Programmvielfalt im HDTV-Bereich war bisher ausschließlich mit monatlichen Extrakosten und lästigem Kabelsalat verbunden. Wer auf ein umfangreiches Home-Entertainment in HD-Qualität nicht verzichten wollte, konnte entweder auf die mitunter teuren Angebote der Kabelnetzbetreiber zurückgreifen oder das Haus komplett verkabeln. Denn ein vertragsfreier Empfang der meisten HD-Sender war herkömmlich lediglich über eine Satellitenanlage möglich, die allerdings nicht nur Vorteile mit sich brachte. 

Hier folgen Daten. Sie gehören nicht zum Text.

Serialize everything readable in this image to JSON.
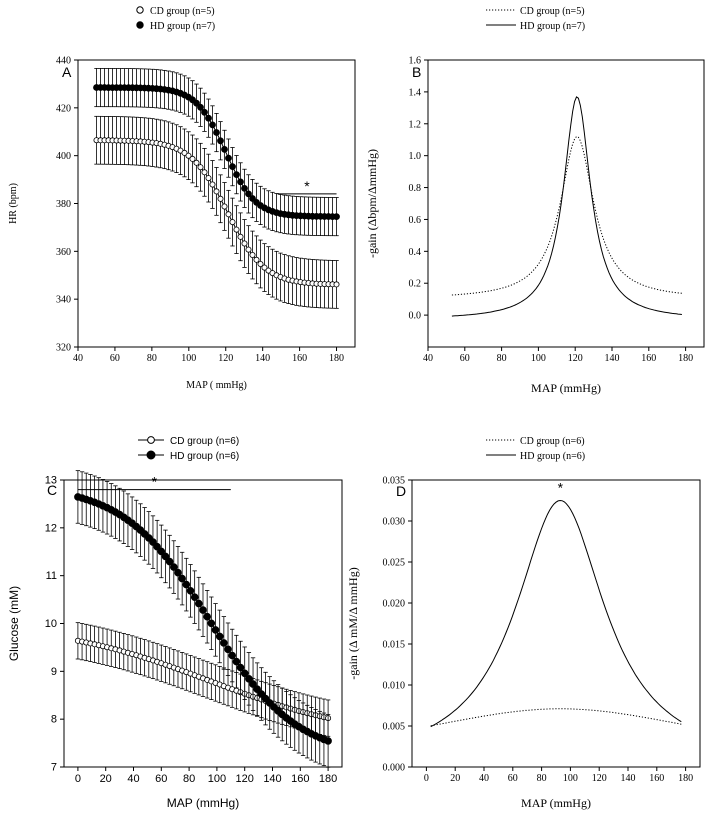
{
  "chart_data": [
    {
      "type": "line",
      "panel_label": "A",
      "title": "",
      "xlabel": "MAP ( mmHg)",
      "ylabel": "HR (bpm)",
      "xlim": [
        40,
        190
      ],
      "ylim": [
        320,
        440
      ],
      "xticks": [
        40,
        60,
        80,
        100,
        120,
        140,
        160,
        180
      ],
      "yticks": [
        320,
        340,
        360,
        380,
        400,
        420,
        440
      ],
      "legend": [
        "CD group (n=5)",
        "HD group (n=7)"
      ],
      "series": [
        {
          "name": "CD group (n=5)",
          "marker": "open-circle",
          "sigmoid": {
            "bottom": 346,
            "top": 406.5,
            "mid": 121,
            "scale": 10
          },
          "x_range": [
            50,
            180
          ],
          "points": 61,
          "error": 10
        },
        {
          "name": "HD group (n=7)",
          "marker": "filled-circle",
          "sigmoid": {
            "bottom": 374.5,
            "top": 428.5,
            "mid": 120,
            "scale": 8
          },
          "x_range": [
            50,
            180
          ],
          "points": 61,
          "error": 8
        }
      ],
      "significance": {
        "label": "*",
        "x_start": 148,
        "x_end": 180,
        "y": 384
      }
    },
    {
      "type": "line",
      "panel_label": "B",
      "title": "",
      "xlabel": "MAP (mmHg)",
      "ylabel": "-gain (Δbpm/ΔmmHg)",
      "xlim": [
        40,
        190
      ],
      "ylim": [
        -0.2,
        1.6
      ],
      "xticks": [
        40,
        60,
        80,
        100,
        120,
        140,
        160,
        180
      ],
      "yticks": [
        0.0,
        0.2,
        0.4,
        0.6,
        0.8,
        1.0,
        1.2,
        1.4,
        1.6
      ],
      "legend": [
        "CD group (n=5)",
        "HD group (n=7)"
      ],
      "series": [
        {
          "name": "CD group (n=5)",
          "style": "dotted",
          "peak_x": 121,
          "peak_y": 1.12,
          "width": 11,
          "baseline": 0.1,
          "x_range": [
            53,
            178
          ]
        },
        {
          "name": "HD group (n=7)",
          "style": "solid",
          "peak_x": 121,
          "peak_y": 1.37,
          "width": 9,
          "baseline": -0.03,
          "x_range": [
            53,
            178
          ]
        }
      ]
    },
    {
      "type": "line",
      "panel_label": "C",
      "title": "",
      "xlabel": "MAP (mmHg)",
      "ylabel": "Glucose (mM)",
      "xlim": [
        -10,
        190
      ],
      "ylim": [
        7,
        13
      ],
      "xticks": [
        0,
        20,
        40,
        60,
        80,
        100,
        120,
        140,
        160,
        180
      ],
      "yticks": [
        7,
        8,
        9,
        10,
        11,
        12,
        13
      ],
      "legend": [
        "CD group (n=6)",
        "HD group (n=6)"
      ],
      "series": [
        {
          "name": "CD group (n=6)",
          "marker": "open-circle",
          "sigmoid": {
            "bottom": 7.6,
            "top": 10.0,
            "mid": 95,
            "scale": 55
          },
          "x_range": [
            0,
            180
          ],
          "points": 61,
          "error": 0.38
        },
        {
          "name": "HD group (n=6)",
          "marker": "filled-circle",
          "sigmoid": {
            "bottom": 7.2,
            "top": 12.9,
            "mid": 95,
            "scale": 31
          },
          "x_range": [
            0,
            180
          ],
          "points": 61,
          "error": 0.55
        }
      ],
      "significance": {
        "label": "*",
        "x_start": 0,
        "x_end": 110,
        "y": 12.8
      }
    },
    {
      "type": "line",
      "panel_label": "D",
      "title": "",
      "xlabel": "MAP (mmHg)",
      "ylabel": "-gain (Δ mM/Δ mmHg)",
      "xlim": [
        -10,
        190
      ],
      "ylim": [
        0.0,
        0.035
      ],
      "xticks": [
        0,
        20,
        40,
        60,
        80,
        100,
        120,
        140,
        160,
        180
      ],
      "yticks": [
        0.0,
        0.005,
        0.01,
        0.015,
        0.02,
        0.025,
        0.03,
        0.035
      ],
      "ytick_labels": [
        "0.000",
        "0.005",
        "0.010",
        "0.015",
        "0.020",
        "0.025",
        "0.030",
        "0.035"
      ],
      "legend": [
        "CD group (n=6)",
        "HD group (n=6)"
      ],
      "series": [
        {
          "name": "CD group (n=6)",
          "style": "dotted",
          "peak_x": 93,
          "peak_y": 0.0071,
          "width": 140,
          "baseline": 0.0,
          "x_range": [
            3,
            177
          ]
        },
        {
          "name": "HD group (n=6)",
          "style": "solid",
          "peak_x": 93,
          "peak_y": 0.0325,
          "width": 38,
          "baseline": 0.0,
          "x_range": [
            3,
            177
          ]
        }
      ],
      "significance": {
        "label": "*",
        "x": 93,
        "y": 0.0337
      }
    }
  ]
}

Jeder Fernseher bzw. Sat-Receiver musste umständlich mit der Satellitenschüssel auf dem Dach verbunden werden. Jede Menge Kabel und kein Sat-TV auf Smartphone oder Tablet. Annähernd mobil war man bislang nur mit DVB-T. Allerdings ist diese terrestrische Funkausstrahlung nichts für den gehobenen Anspruch, denn DVB-T bietet weder Sendervielfalt noch herausragende Qualität. Die gute Nachricht: Diese Probleme gehören nun endlich der Vergangenheit an. Ab sofort ist mobiles Fernsehen in bester HD-Qualität ohne Vertragsbindung und lästigen Bandsalat kein Wunschtraum mehr. Sat-IP bringt hochwertiges Satellitenfernsehen in alle Räume und auf nahezu alle Geräte – und das zum Anschaffungspreis.

 

Burosch Panasonic: VIERA TVs mit SAT>IP
Panasonic: VIERA TVs mit SAT>IP

 

Mit Sat-IP ist die Wiedergabe über das heimische Netzwerk auf fast allen Computern, Tablet-PCs und Smartphones sowie auf allen gängigen TV-Geräten mit SAT>IP-Client möglich. Als erster Hersteller stattete Panasonic bereits im Herbst 2014 seine VIERA TV-Reihe mit einem integrierten SAT>IP-Server aus, der das Satelliten-Signal in ein IP-Signal umwandelt.

 

Was ist Sat-IP?
Bei SAT-IP handelt es sich um einen herstellerunabhängigen europäischen Standard mit CENELEC-Zertifikat. Die Sat-over-IP-Technik (Sat-IP oder SAT>IP) ist eine neue IP-basierte Architektur, die Fernsehsignale vom Satelliten direkt in die IP-Welt „übersetzt“ (IP: Internet-Protokoll). Der Sat-IP-Converter macht den Empfang und die kabelfreie Verteilung von Satellitenfernsehen überall im Haus möglich.

 

Wie funktioniert Sat-IP?
Der Sat-Empfänger wird zum Server. Dabei werden über LNB oder Multischalter  empfangene DVB-S- oder DVB-S2-Signale konvertiert und in IP-Pakete gekapselt. Oder einfacher ausgedrückt: Sat-IP kann digitale Satellitenfernsehsignale direkt in IP-Signale umsetzen, um diese dann über ein bestehendes IP-Netzwerk (WLAN, Ethernet, Powerline) zu verteilen. Sat-IP ermöglicht so die Nutzung der digitalen Satelliten-Signale auf allen Multimedia-IP-Geräten, mit denen bis zu acht HD-Programme oder bis zu 30 SD-Programme gleichzeitig empfangen werden können (Stand: 2015).

 

 Burosch Panasonic Sat>IP Vom Server zum ClientPanasonic: Sat>IP - Vom Server zum Client

 

 

Welche Geräte empfangen Sat-IP (Clients)?
Smartphone- und Tablet-Apps: Verschiedene Sat-IP-Apps stehen für iOS, Android und Windows zum Teil kostenlos zur Verfügung. Computer/Notebooks: Für Windows gibt es hier u.a. das Programm „DVB-Viewer“, das ursprünglich für den Digital-TV-Empfang am PC per SAT-TV-Karte oder DVB-T-Stick entwickelt wurde. Außerdem kann man sich das TV-Programm beispielsweise über den kostenlosen VLC Player oder Windows Media Player auf den Schirm holen. Für Mac steht bisher des Programm „Elgato EyeTV 3“ zur Verfügung.  Mit dem Plugin „vdr-plugin-satip“ ist das unter Linux laufende Programm VDR (Video Disk Recorder) mit dem Sat-IP-Protokoll kompatibel.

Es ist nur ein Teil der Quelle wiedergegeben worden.